Bilanz zum Maut-Ausschuss Oppositionsparteien konstatieren »schwerste Fehler« Scheuers

Die Pkw-Maut war Andreas Scheuers Prestigeobjekt – und endete in einem politischen und finanziellen Debakel. In ihrer Bilanz zum Maut-Untersuchungsausschuss rechnen FDP, Linke und Grüne mit dem Verkehrsminister ab.
Erinnerungslücken: Minister Scheuer als Zeuge vor dem Maut-Untersuchungsausschuss (Foto vom 1. Oktober 2020)

Erinnerungslücken: Minister Scheuer als Zeuge vor dem Maut-Untersuchungsausschuss (Foto vom 1. Oktober 2020)

Foto: Michael Kappeler / dpa

So viel politische Eintracht sieht man bei FDP, Grünen und Linken selten: Für die drei Oppositionsparteien steht außer Frage, dass Verkehrsminister Andreas Scheuer (CSU) bei der gescheiterten Pkw-Maut gravierende Fehler zu verantworten hat und dadurch in seinem Amt untragbar geworden ist.

»Was hier an Verfehlungen vorliegt, das geht weit über das Maß hinaus, was ohne politische Konsequenzen bleiben darf«, sagte Grünenfraktionsvize Oliver Krischer zur Bilanz des Maut-Untersuchungsausschusses des Bundestags.
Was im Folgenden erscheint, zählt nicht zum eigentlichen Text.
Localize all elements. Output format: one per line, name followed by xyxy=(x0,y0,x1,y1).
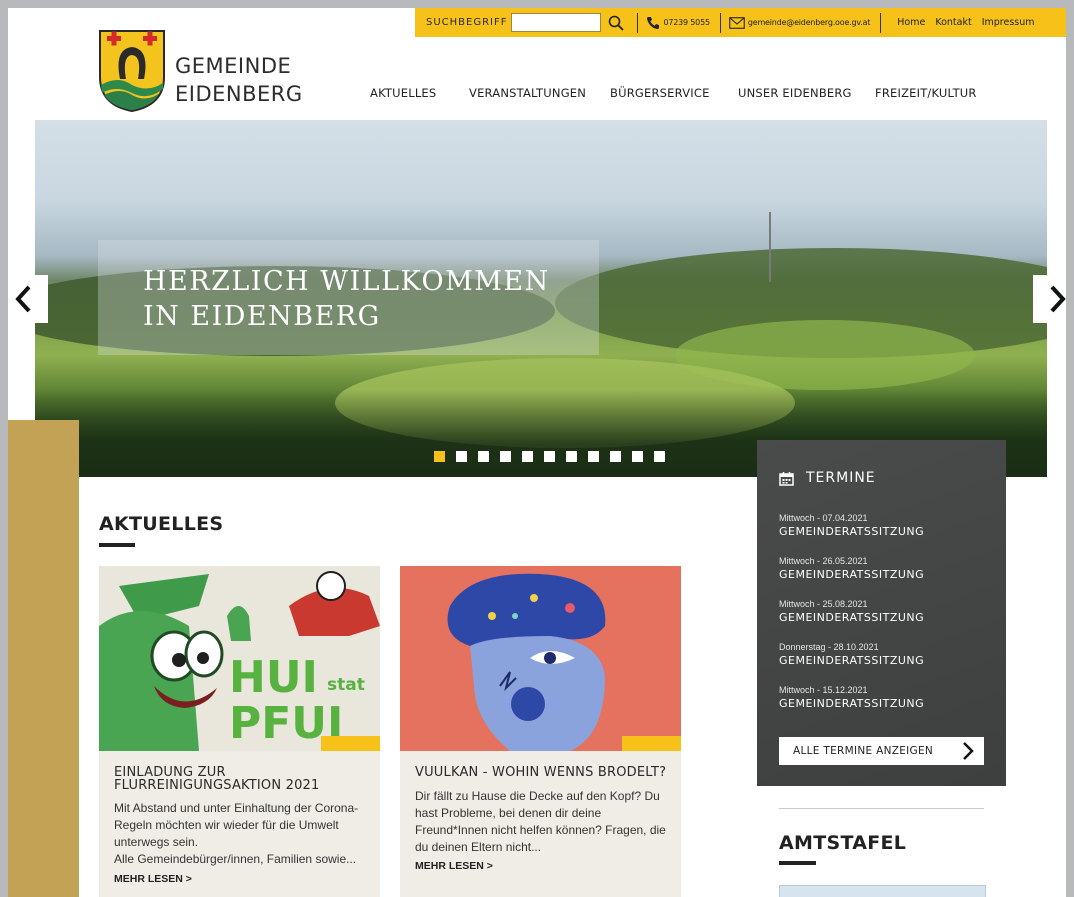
event-name: GEMEINDERATSSITZUNG xyxy=(779,697,925,710)
news-card-text: Dir fällt zu Hause die Decke auf den Kop… xyxy=(415,789,666,854)
slider-dot[interactable] xyxy=(610,451,621,462)
news-card-image xyxy=(400,566,681,751)
divider xyxy=(719,12,721,33)
slider-dot[interactable] xyxy=(522,451,533,462)
aktuelles-title: AKTUELLES xyxy=(99,513,224,535)
brand-line1: GEMEINDE xyxy=(175,54,292,78)
slider-dot[interactable] xyxy=(500,451,511,462)
nav-buergerservice[interactable]: BÜRGERSERVICE xyxy=(610,86,710,100)
page: SUCHBEGRIFF 07239 5055 gemeinde@eidenber… xyxy=(8,8,1066,897)
event-name: GEMEINDERATSSITZUNG xyxy=(779,525,925,538)
main-nav: AKTUELLES VERANSTALTUNGEN BÜRGERSERVICE … xyxy=(8,86,1066,106)
search-button[interactable] xyxy=(605,12,627,34)
img-text-stat: stat xyxy=(327,675,365,695)
termine-title: TERMINE xyxy=(806,470,876,486)
amtstafel-preview[interactable] xyxy=(779,885,986,897)
divider xyxy=(636,12,638,33)
event-date: Mittwoch - 07.04.2021 xyxy=(779,513,868,523)
hero-tower xyxy=(769,212,771,282)
termine-panel: TERMINE Mittwoch - 07.04.2021 GEMEINDERA… xyxy=(757,440,1006,786)
termine-header: TERMINE xyxy=(779,470,876,486)
news-card-image: HUI stat PFUI xyxy=(99,566,380,751)
img-text-hui: HUI xyxy=(229,652,318,703)
hero-title: HERZLICH WILLKOMMEN IN EIDENBERG xyxy=(143,266,550,332)
title-underline xyxy=(779,861,816,865)
slider-dot[interactable] xyxy=(434,451,445,462)
all-events-button[interactable]: ALLE TERMINE ANZEIGEN xyxy=(779,737,984,765)
card-accent xyxy=(321,736,380,751)
news-card-text-cont: Alle Gemeindebürger/innen, Familien sowi… xyxy=(114,852,357,866)
slider-dot[interactable] xyxy=(544,451,555,462)
search-input[interactable] xyxy=(510,13,601,32)
divider xyxy=(880,12,882,33)
event-date: Mittwoch - 25.08.2021 xyxy=(779,599,868,609)
event-item[interactable]: Mittwoch - 25.08.2021 GEMEINDERATSSITZUN… xyxy=(779,598,999,626)
slider-next-button[interactable] xyxy=(1033,275,1066,323)
phone-number[interactable]: 07239 5055 xyxy=(664,18,711,27)
section-divider xyxy=(779,808,984,809)
slider-dots xyxy=(434,451,665,462)
event-name: GEMEINDERATSSITZUNG xyxy=(779,654,925,667)
decorative-side-block xyxy=(8,420,79,897)
search-label: SUCHBEGRIFF xyxy=(426,17,508,28)
nav-veranstaltungen[interactable]: VERANSTALTUNGEN xyxy=(469,86,586,100)
slider-dot[interactable] xyxy=(632,451,643,462)
slider-dot[interactable] xyxy=(566,451,577,462)
event-date: Mittwoch - 26.05.2021 xyxy=(779,556,868,566)
amtstafel-title: AMTSTAFEL xyxy=(779,832,907,854)
phone-icon xyxy=(646,16,659,29)
news-card[interactable]: VUULKAN - WOHIN WENNS BRODELT? Dir fällt… xyxy=(400,566,681,897)
news-card-text: Mit Abstand und unter Einhaltung der Cor… xyxy=(114,801,359,849)
read-more-link[interactable]: MEHR LESEN > xyxy=(415,860,493,872)
event-item[interactable]: Mittwoch - 26.05.2021 GEMEINDERATSSITZUN… xyxy=(779,555,999,583)
news-card-title[interactable]: EINLADUNG ZUR FLURREINIGUNGSAKTION 2021 xyxy=(114,766,374,792)
chevron-right-icon xyxy=(1050,285,1066,313)
search-icon xyxy=(608,15,624,31)
nav-unser-eidenberg[interactable]: UNSER EIDENBERG xyxy=(738,86,852,100)
event-date: Donnerstag - 28.10.2021 xyxy=(779,642,879,652)
slider-dot[interactable] xyxy=(588,451,599,462)
email-link[interactable]: gemeinde@eidenberg.ooe.gv.at xyxy=(748,18,871,27)
card-accent xyxy=(622,736,681,751)
event-date: Mittwoch - 15.12.2021 xyxy=(779,685,868,695)
slider-prev-button[interactable] xyxy=(8,275,48,323)
home-link[interactable]: Home xyxy=(897,17,925,28)
event-item[interactable]: Mittwoch - 07.04.2021 GEMEINDERATSSITZUN… xyxy=(779,512,999,540)
event-item[interactable]: Mittwoch - 15.12.2021 GEMEINDERATSSITZUN… xyxy=(779,684,999,712)
slider-dot[interactable] xyxy=(478,451,489,462)
event-item[interactable]: Donnerstag - 28.10.2021 GEMEINDERATSSITZ… xyxy=(779,641,999,669)
all-events-label: ALLE TERMINE ANZEIGEN xyxy=(793,745,934,757)
hero-caption: HERZLICH WILLKOMMEN IN EIDENBERG xyxy=(98,240,599,355)
read-more-link[interactable]: MEHR LESEN > xyxy=(114,873,192,885)
mail-icon xyxy=(729,16,745,29)
title-underline xyxy=(99,543,135,547)
kontakt-link[interactable]: Kontakt xyxy=(935,17,971,28)
news-card-title[interactable]: VUULKAN - WOHIN WENNS BRODELT? xyxy=(415,766,675,779)
calendar-icon xyxy=(779,471,794,486)
news-card[interactable]: HUI stat PFUI EINLADUNG ZUR FLURREINIGUN… xyxy=(99,566,380,897)
slider-dot[interactable] xyxy=(654,451,665,462)
impressum-link[interactable]: Impressum xyxy=(982,17,1035,28)
event-name: GEMEINDERATSSITZUNG xyxy=(779,611,925,624)
chevron-left-icon xyxy=(15,285,31,313)
chevron-right-icon xyxy=(963,742,974,760)
hero-slider: HERZLICH WILLKOMMEN IN EIDENBERG xyxy=(35,120,1047,477)
nav-aktuelles[interactable]: AKTUELLES xyxy=(370,86,436,100)
slider-dot[interactable] xyxy=(456,451,467,462)
utility-bar: SUCHBEGRIFF 07239 5055 gemeinde@eidenber… xyxy=(415,8,1066,37)
event-name: GEMEINDERATSSITZUNG xyxy=(779,568,925,581)
nav-freizeit-kultur[interactable]: FREIZEIT/KULTUR xyxy=(875,86,977,100)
Es sei ein Unding, dass Scheuer noch im Amt sei. Die drei Oppositionsfraktionen beanstandeten gravierende Rechtsverstöße, unzulängliche Prozesse und mangelnden Aufklärungswillen des Ministeriums.
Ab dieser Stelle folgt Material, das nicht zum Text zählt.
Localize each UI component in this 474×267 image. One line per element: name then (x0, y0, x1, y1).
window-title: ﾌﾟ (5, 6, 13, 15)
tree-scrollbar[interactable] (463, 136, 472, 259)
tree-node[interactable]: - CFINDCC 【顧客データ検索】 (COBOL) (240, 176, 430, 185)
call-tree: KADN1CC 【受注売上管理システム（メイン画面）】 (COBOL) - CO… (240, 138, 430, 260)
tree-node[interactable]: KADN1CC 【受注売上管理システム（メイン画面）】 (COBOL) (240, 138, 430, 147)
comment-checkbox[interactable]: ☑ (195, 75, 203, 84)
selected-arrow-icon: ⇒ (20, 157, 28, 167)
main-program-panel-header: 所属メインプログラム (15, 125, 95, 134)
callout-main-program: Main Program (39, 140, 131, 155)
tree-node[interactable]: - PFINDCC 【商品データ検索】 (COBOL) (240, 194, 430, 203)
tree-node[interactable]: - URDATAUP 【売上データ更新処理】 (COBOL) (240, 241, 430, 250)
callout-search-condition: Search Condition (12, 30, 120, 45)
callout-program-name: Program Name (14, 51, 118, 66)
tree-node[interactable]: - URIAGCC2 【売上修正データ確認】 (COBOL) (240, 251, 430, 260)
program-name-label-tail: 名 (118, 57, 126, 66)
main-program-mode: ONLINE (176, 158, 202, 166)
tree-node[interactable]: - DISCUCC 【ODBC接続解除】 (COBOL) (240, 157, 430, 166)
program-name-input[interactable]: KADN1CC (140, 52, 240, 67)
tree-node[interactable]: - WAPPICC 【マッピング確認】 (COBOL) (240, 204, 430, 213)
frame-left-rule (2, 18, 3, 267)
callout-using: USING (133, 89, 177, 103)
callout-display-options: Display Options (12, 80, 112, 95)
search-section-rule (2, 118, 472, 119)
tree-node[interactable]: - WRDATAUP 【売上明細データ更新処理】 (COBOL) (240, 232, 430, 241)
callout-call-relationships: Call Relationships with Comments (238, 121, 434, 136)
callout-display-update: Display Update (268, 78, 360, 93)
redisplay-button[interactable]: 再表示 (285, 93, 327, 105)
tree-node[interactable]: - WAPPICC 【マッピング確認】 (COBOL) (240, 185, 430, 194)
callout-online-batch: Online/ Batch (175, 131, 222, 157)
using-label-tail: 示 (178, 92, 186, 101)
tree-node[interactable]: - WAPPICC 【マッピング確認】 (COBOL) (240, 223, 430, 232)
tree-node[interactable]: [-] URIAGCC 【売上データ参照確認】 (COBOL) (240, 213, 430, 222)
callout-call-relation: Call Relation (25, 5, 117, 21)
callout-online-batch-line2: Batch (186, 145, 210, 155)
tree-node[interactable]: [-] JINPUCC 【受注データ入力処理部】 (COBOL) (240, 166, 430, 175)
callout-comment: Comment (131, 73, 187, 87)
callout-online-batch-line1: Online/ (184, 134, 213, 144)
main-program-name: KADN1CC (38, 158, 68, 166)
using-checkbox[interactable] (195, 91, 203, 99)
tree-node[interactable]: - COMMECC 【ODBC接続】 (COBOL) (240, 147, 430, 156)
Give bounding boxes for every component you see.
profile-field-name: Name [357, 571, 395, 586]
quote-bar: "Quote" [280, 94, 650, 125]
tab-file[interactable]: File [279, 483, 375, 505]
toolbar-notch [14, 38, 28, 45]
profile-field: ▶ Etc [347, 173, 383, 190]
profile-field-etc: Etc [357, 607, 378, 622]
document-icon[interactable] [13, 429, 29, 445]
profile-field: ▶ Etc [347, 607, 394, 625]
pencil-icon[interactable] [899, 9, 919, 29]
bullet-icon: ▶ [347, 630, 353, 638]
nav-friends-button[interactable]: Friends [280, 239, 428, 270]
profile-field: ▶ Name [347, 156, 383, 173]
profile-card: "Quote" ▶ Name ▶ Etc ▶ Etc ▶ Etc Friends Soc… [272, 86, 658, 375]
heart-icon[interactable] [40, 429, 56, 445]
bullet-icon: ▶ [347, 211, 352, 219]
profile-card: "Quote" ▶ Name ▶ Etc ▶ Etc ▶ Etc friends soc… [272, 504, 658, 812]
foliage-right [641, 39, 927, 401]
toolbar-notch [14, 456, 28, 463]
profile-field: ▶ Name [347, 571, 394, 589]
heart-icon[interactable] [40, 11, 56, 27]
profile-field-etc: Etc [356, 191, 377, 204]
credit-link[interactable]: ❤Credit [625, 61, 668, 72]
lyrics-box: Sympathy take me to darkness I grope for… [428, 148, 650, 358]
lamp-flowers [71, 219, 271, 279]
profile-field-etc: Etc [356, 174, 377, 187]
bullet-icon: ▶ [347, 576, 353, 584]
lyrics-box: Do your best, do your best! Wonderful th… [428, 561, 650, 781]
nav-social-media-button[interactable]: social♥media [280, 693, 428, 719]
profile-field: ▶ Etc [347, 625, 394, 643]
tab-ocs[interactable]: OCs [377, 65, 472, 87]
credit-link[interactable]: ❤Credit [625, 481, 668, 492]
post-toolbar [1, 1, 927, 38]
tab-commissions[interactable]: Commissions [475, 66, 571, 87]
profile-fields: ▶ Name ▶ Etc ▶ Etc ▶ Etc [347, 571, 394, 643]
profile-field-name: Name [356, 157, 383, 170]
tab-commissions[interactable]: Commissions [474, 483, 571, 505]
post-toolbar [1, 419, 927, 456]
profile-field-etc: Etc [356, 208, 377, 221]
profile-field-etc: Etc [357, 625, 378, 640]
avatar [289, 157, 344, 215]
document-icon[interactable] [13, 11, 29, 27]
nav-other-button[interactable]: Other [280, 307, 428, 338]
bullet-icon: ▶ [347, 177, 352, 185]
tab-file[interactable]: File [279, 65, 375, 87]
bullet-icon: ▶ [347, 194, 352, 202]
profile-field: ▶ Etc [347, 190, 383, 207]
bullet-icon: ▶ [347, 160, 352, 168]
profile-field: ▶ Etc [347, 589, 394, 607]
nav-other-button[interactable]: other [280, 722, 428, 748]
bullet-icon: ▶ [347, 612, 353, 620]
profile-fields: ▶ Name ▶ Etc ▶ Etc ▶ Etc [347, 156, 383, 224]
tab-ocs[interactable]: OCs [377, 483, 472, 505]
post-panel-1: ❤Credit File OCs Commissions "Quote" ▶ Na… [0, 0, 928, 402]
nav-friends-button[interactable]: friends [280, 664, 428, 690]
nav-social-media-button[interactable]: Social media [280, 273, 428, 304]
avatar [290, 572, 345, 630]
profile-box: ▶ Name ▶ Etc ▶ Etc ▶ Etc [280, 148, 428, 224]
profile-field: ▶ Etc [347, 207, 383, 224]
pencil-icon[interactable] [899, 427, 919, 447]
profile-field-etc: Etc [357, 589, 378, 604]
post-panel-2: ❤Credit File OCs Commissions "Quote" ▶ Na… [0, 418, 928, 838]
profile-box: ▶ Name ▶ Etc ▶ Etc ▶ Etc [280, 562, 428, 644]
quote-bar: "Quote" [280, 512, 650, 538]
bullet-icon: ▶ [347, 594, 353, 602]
Ganz ausgestanden ist die Sache für Scheuer nicht. Im Juni soll auch der Bundestag noch einmal über die Maut-Aufarbeitung debattieren.

»Was hier an Verfehlungen vorliegt, das geht weit über das Maß hinaus, was ohne politische Konsequenzen bleiben darf.«

Oliver Krischer, Grüne

Der FDP-Verkehrsexperte Oliver Luksic hielt Scheuer »schwerste Fehler« und Verstöße gegen das Haushalts- und Vergaberecht vor. Linke-Obmann Jörg Cezanne sagte, entsprechende Bewertungen des Bundesrechnungshofes hätten sich »vollumfänglich bewahrheitet«.

Zudem bezweifelt Cezanne mit Blick auf angeforderte Dokumente für den Ausschuss, dass alle Unterlagen vorhanden seien. Auch Luksic forderte dringende Reformen der Abläufe im Ministerium. »Dazu gehört, dass Regierungsmitglieder weder ihre Abgeordneten-Mail noch ihre private Mail-Adresse für die dienstliche Kommunikation nutzen dürfen.«

Die umstrittene Pkw-Maut – ein Prestigeprojekt der CSU in der schwarz-roten Bundesregierung – war im Juni 2019 vom Europäischen Gerichtshof (EuGH) als rechtswidrig gestoppt worden. Zentrales Problem war, dass nach dem Modell nur inländische Fahrer für Mautzahlungen voll bei der Kfz-Steuer entlastet werden sollten. FDP, Grüne und Linke bezeichneten das Scheitern der Maut vor dem EuGH als »absehbar«.

Die ursprünglich vorgesehenen Betreiber fordern 560 Millionen Euro Schadensersatz, nachdem der Bund die Verträge direkt nach dem Urteil gekündigt hatte. Dazu läuft ein Schiedsverfahren.

Scheuer hat die Vorwürfe und die Forderungen der Betreiber mehrfach strikt zurückgewiesen. Mit dem Ausschuss gab es teils auch Streit um das Bereitstellen von E-Mails.

Im Fokus der Ausschussarbeit standen auch Vorwürfe gegen Scheuer, die Betreiberverträge trotz des anstehenden EuGH-Urteils noch Ende 2018 geschlossen zu haben, bevor Rechtssicherheit bestand. Grüne, FDP und Linke kommen »zu dem eindeutigen Schluss«, dass es ein Angebot gab, die Unterzeichnung erst nach dem Urteil vorzunehmen – und verweisen auf sieben entsprechende Zeugenaussagen von Managern der Betreiberseite. Scheuer hatte der Darstellung widersprochen und gesagt, so ein Angebot habe es nach seiner Erinnerung nicht gegeben. Eine geforderte Gegenüberstellung kam im Ausschuss nicht zustande.

Das Gremium hatte im Dezember 2019 die Arbeit aufgenommen. Neben FDP, Linken und Grünen hat auch die Koalition eine Bewertung vorgelegt. Die SPD erklärte Mitte April, Scheuer habe sich durch seine Entscheidungen auf einen »fahrlässigen Blindflug« begeben. Er trage die Verantwortung für drohende Entschädigungsansprüche.